Americans like to make pools of gravy in mashed potatoes – the more gravy the better. Clearly this cannot be achieved with the chicken juices alone, and the recipe below is my way of bulking out a sauce sufficiently to make plenty of mashed potato dams and oxbow lakes. Needless to say you need a chicken to make proper chicken gravy. And I am sorry, there is no quick way around this without reaching for the Bisto… Still, it only takes as long as the chicken does to cook.
Preheat oven to 230C Gas 8
Prepare and cook the chicken. Cut the wingtips, leg knuckles (if present) and the parson’s nose from the chicken and place in the bottom of a roasting tin. Cut the lemon into quarters, place 3 of the quarters in the cavity of the chicken along with the herbs. Cut the remaining lemon quarter in half and place in the tin. Gently crush two cloves of garlic and place in the bottom of the tin and the other half in a parcel of tinfoil with a tablespoon of water. Put a rack in the roasting tin. Place the chicken upside down on the rack and cover with olive oil and salt and pepper. Place the garlic parcel in the tin on the rack. Put the roasting tin in the oven. After 10 minutes, then turn the tray around and roast for a further 10 minutes – then turn the heat down to 180C, Gas 4 and roast for 30 minutes. Check the garlic to ensure it does not burn. When it is soft and oozing remove from the oven and set aside. Turn the chicken over and cover with olive oil and salt and pepper. Place a double layer of foil over the chicken breast and cook for 20 minutes. Take the foil off and roast for a further 10 minutes or until the chicken is done. (I.e. juices run clear or internal temperature of 74C is reached.)

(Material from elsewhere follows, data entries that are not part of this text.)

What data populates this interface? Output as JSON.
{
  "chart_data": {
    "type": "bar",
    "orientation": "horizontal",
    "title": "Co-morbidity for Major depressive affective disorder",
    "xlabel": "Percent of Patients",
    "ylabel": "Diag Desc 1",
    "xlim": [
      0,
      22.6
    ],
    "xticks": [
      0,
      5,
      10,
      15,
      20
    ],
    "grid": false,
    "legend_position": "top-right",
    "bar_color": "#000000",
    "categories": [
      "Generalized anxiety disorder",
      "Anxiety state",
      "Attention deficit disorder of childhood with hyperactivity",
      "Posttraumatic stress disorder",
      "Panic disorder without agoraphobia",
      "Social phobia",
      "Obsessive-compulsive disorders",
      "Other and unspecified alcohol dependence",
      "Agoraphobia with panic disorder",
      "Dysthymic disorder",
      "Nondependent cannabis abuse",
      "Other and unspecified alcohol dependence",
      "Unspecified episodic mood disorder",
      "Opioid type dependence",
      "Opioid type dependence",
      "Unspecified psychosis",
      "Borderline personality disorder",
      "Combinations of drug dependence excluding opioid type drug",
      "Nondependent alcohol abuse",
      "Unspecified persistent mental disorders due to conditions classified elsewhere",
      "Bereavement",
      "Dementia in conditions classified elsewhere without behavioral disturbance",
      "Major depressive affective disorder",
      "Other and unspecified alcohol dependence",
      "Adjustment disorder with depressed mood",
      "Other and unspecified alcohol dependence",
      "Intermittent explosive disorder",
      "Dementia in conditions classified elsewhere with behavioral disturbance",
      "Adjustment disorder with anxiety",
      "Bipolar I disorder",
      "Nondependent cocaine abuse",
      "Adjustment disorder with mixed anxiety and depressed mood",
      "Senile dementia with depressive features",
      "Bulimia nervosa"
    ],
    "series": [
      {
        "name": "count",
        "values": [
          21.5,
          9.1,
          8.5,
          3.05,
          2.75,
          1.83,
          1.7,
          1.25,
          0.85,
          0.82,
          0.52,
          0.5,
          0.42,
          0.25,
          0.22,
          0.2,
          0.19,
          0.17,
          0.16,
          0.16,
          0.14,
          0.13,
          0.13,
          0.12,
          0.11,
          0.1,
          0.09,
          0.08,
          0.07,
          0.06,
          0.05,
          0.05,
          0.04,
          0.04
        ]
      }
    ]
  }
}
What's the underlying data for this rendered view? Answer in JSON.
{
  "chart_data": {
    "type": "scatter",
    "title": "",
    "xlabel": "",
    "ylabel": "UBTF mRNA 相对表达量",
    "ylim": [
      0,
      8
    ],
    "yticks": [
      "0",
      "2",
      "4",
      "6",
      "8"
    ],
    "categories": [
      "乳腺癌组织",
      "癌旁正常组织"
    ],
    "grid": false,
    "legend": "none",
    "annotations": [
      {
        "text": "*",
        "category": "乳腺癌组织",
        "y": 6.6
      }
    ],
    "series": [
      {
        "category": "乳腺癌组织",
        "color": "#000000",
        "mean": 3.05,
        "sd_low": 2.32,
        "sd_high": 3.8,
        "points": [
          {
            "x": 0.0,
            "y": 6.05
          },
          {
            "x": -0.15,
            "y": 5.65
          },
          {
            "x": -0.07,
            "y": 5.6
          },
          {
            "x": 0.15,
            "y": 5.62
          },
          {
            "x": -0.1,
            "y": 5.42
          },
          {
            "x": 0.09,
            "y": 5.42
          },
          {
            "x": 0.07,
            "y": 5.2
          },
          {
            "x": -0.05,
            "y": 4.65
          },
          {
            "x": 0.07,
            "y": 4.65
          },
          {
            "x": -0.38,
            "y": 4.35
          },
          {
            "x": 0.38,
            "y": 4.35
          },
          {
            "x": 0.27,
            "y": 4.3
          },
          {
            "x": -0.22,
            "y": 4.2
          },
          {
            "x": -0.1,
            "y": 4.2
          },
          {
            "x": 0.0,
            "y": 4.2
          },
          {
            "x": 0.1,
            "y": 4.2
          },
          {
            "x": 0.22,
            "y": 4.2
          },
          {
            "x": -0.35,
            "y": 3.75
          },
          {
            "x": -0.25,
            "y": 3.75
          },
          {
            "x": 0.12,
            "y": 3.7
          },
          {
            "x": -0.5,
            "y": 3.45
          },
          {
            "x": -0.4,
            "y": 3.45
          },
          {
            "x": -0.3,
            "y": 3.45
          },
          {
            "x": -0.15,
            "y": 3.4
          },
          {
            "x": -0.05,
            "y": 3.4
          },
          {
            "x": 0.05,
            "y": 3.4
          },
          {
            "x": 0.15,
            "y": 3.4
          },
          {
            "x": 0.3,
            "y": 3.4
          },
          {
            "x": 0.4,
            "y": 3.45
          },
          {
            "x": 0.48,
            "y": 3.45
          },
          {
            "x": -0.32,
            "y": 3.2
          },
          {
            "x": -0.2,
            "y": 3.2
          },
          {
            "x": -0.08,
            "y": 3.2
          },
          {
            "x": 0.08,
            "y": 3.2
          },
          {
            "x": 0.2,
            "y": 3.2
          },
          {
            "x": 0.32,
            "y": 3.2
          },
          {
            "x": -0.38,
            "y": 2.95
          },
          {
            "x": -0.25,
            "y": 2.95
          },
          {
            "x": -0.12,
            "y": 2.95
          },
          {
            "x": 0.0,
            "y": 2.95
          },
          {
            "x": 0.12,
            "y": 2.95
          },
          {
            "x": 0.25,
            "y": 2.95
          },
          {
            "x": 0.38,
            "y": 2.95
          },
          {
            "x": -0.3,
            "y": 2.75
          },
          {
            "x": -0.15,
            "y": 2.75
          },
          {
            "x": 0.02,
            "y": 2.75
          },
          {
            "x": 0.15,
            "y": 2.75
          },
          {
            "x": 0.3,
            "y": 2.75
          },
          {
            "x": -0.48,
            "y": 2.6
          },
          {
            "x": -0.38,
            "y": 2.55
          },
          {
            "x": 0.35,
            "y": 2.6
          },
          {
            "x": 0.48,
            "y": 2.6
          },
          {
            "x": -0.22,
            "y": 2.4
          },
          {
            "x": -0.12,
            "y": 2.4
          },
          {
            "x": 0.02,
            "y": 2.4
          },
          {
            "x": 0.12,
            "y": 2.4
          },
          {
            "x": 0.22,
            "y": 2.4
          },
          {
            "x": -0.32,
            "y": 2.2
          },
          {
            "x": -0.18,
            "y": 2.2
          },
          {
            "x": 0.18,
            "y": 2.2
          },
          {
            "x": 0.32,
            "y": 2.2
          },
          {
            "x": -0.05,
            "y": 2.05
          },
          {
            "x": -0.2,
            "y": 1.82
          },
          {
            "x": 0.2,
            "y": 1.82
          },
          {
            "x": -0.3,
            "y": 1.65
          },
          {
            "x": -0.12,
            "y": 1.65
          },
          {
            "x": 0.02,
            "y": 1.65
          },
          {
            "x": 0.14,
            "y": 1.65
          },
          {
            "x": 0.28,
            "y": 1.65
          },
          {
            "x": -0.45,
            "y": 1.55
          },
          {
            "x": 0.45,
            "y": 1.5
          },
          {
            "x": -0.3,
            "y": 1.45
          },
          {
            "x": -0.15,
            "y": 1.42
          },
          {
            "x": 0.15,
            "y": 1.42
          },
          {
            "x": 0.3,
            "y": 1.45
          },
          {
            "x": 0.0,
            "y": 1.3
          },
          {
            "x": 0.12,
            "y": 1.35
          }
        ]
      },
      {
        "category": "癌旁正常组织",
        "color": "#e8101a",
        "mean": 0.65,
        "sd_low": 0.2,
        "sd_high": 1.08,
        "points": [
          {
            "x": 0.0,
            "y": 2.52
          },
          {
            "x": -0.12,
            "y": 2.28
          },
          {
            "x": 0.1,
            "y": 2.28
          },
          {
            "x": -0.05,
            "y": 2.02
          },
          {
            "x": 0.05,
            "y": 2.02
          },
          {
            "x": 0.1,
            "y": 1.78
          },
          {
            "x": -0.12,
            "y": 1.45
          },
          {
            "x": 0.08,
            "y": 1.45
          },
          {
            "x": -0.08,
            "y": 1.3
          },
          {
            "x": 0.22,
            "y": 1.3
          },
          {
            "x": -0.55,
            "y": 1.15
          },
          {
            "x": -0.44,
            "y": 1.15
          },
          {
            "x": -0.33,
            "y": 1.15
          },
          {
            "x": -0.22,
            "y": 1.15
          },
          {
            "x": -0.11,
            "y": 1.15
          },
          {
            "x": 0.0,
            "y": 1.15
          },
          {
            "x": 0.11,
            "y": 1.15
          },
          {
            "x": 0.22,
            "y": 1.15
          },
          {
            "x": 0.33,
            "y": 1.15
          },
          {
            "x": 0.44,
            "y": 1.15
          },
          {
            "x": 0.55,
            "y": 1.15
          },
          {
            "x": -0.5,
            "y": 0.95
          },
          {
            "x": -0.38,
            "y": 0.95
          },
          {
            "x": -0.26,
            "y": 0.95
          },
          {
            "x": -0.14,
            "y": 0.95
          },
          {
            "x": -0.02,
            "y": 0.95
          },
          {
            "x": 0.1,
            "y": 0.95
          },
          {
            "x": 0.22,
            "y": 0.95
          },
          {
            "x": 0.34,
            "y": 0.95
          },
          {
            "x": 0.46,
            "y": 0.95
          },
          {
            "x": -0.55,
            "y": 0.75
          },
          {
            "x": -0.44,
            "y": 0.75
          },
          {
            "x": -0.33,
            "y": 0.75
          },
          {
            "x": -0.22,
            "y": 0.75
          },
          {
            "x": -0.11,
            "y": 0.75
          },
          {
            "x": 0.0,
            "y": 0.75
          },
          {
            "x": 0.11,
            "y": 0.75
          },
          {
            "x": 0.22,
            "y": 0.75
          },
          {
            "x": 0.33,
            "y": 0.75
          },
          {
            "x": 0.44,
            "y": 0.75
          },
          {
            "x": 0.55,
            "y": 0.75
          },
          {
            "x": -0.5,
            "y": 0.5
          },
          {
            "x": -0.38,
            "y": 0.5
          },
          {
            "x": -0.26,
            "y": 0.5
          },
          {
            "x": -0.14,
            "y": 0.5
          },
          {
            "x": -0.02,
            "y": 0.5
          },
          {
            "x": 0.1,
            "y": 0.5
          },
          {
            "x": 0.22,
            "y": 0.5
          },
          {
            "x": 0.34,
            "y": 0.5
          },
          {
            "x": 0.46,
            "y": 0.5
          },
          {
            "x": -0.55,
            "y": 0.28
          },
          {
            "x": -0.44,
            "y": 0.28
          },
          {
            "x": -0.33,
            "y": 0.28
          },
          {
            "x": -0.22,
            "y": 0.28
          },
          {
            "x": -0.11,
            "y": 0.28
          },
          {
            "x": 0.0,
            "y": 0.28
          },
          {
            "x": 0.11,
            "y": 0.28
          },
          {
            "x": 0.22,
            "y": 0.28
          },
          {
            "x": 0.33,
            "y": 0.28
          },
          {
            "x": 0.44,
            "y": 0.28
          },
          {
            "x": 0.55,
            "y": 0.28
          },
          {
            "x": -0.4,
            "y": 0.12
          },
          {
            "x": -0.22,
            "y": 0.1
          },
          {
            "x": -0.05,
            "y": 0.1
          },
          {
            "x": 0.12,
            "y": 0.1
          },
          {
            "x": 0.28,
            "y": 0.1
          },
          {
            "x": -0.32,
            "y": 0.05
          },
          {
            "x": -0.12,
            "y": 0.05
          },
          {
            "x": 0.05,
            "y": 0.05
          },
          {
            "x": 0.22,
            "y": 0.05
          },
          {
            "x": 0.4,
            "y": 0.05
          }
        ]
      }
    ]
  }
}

Make the stock. Slice the onion and fry on a medium heat in a pan with a heavy base for 10 minutes, stirring often. Wash the other vegetables, peel the carrot and chop the celery, leek and carrot into a small pieces. Add to the onions after 10 minutes and continue frying for 15 minutes. Turn up the heat and add the wine (if using) and allow it to bubble away then add the stock and water and bay leaves and bring to a simmer. Add the porcini mushrooms and stir. Simmer for 30 minutes. Strain the stock pushing all the liquid from the vegetables. In a separate saucepan, make a roux using the butter and flour and cook gently, stirring continuously until it turns a pale biscuit colour, take from the heat and allow to cool slightly. Add the stock a little at a time stirring to form a smooth thickened sauce. Add the herbs and simmer gently.
Finish the gravy. When the chicken is done. Lift it from the pan allowing the juices to drip back into the pan. Set the chicken aside somewhere warm covered with foil to rest. Strain the liquid from the roasting pan into the gravy without squeezing any of the lemons or garlic. Remove the soft garlic from the parcel of roasted garlic and whisk into the gravy in stages, tasting as you do until the gravy is to your taste. (I.e. add more or less garlic to taste.) Taste for acidity, season with the sherry vinegar if necessary. Season with salt and pepper to taste. Simmer gently whilst the chicken is resting and then finally strain and serve.